At the popular Cody trail, you can still see the sign: 'Grizzly bear tracks spotted on October 13' and Game and Fish says the adult male grizzly was in the area eating Russian Olive.

"Around Cody, the river corridors are spots where bears are going to be either traveling through or hunkering down as in this particular case with this bear," said Phil Quick, a large carnivore biologist with Game and Fish. "We see that virtually every fall, though not always a grizzly coming into city limits.”

Quick says the bear was successfully hazed from the area on Saturday back into the Rattlesnake Mountain/Trail Creek drainage area, but biologists are keeping an eye out to see if the bear comes back.

“We’re going to continue to monitor closely, we have game cameras set up in all the thickets where the bear was feeding and we’ll let the public know if we encounter the bear or find out if its presence is there again," Quick said.

The Paul Stock Nature Trail is a two-mile trail that runs along the Shoshone River on the north side of town next to a neighborhood.

Sandy Kirchner lives in the neighborhood and regularly walks her dog down the trail.

“I feel pretty safe," Kirchner said. "10 ½ years I haven’t seen one and I walk the dog a lot. It’s a little bit unusual for them to come close to town, but not probably way out of the ordinary.
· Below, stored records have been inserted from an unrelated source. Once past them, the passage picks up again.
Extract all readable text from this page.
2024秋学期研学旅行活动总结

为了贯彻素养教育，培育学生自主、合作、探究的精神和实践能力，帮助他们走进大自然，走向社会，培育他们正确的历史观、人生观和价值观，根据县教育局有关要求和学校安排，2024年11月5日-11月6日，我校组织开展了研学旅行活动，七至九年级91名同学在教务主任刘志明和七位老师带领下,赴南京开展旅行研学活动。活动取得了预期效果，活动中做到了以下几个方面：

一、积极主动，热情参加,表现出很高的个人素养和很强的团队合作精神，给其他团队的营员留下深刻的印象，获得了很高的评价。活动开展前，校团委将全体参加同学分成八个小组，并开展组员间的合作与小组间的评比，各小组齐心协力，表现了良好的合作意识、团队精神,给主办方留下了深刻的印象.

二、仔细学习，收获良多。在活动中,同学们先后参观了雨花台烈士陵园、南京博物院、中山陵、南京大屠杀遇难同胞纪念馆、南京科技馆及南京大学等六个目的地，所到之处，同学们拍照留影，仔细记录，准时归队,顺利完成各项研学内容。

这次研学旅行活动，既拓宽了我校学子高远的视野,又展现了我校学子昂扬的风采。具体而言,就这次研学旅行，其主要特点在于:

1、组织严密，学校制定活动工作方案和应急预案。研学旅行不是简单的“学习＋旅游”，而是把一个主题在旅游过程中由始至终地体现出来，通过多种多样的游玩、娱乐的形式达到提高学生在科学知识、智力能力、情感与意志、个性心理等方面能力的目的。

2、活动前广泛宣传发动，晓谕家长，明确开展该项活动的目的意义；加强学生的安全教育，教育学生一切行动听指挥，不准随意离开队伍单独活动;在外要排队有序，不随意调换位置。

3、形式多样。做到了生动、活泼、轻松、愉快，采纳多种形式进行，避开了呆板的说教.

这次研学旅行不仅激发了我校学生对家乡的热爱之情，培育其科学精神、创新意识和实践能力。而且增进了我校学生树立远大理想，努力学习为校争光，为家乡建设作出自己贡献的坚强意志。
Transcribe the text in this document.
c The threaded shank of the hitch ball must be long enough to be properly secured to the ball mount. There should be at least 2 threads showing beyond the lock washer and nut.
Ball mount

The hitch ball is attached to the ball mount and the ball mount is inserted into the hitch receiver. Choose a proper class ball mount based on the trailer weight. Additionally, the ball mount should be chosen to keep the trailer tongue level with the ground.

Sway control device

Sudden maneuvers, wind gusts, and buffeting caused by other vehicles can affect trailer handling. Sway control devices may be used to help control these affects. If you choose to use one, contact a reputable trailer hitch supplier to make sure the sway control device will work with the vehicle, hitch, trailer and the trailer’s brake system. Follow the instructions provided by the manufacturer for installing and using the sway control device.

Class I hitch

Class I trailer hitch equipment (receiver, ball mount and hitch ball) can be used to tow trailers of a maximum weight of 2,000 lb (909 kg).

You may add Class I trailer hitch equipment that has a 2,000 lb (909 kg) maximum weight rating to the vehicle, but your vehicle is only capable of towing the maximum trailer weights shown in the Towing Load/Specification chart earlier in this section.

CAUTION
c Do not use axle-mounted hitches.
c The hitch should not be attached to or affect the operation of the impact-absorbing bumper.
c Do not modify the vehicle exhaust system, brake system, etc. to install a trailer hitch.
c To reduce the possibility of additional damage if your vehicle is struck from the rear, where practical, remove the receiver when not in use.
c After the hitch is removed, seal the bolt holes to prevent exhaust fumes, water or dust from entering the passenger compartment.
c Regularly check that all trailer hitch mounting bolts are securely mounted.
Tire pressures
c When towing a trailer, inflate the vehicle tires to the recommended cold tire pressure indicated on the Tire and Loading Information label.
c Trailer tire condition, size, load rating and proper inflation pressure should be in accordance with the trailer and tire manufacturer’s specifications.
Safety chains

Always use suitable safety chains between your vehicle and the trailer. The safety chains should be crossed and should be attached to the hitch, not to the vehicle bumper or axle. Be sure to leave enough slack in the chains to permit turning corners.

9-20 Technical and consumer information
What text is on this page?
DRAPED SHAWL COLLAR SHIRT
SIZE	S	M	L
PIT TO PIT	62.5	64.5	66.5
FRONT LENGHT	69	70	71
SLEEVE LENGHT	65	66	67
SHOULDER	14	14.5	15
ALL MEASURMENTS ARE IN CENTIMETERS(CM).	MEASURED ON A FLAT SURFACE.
It’s their habitat.”

Dennis Beaudrie has lived in the neighborhood for 30 years and also regularly walks the trail.

“Over the years, there’s been a bear here and there. The rivers are a corridor for them," Beaudrie said. "We always carry bear spray when we walk. Nobody’s ever been attacked.”

Quick says bear activity in the fall is at its highest level as bears are in hyperphasia mode, which means that they're packing in all the calories to prepare for winter hibernation.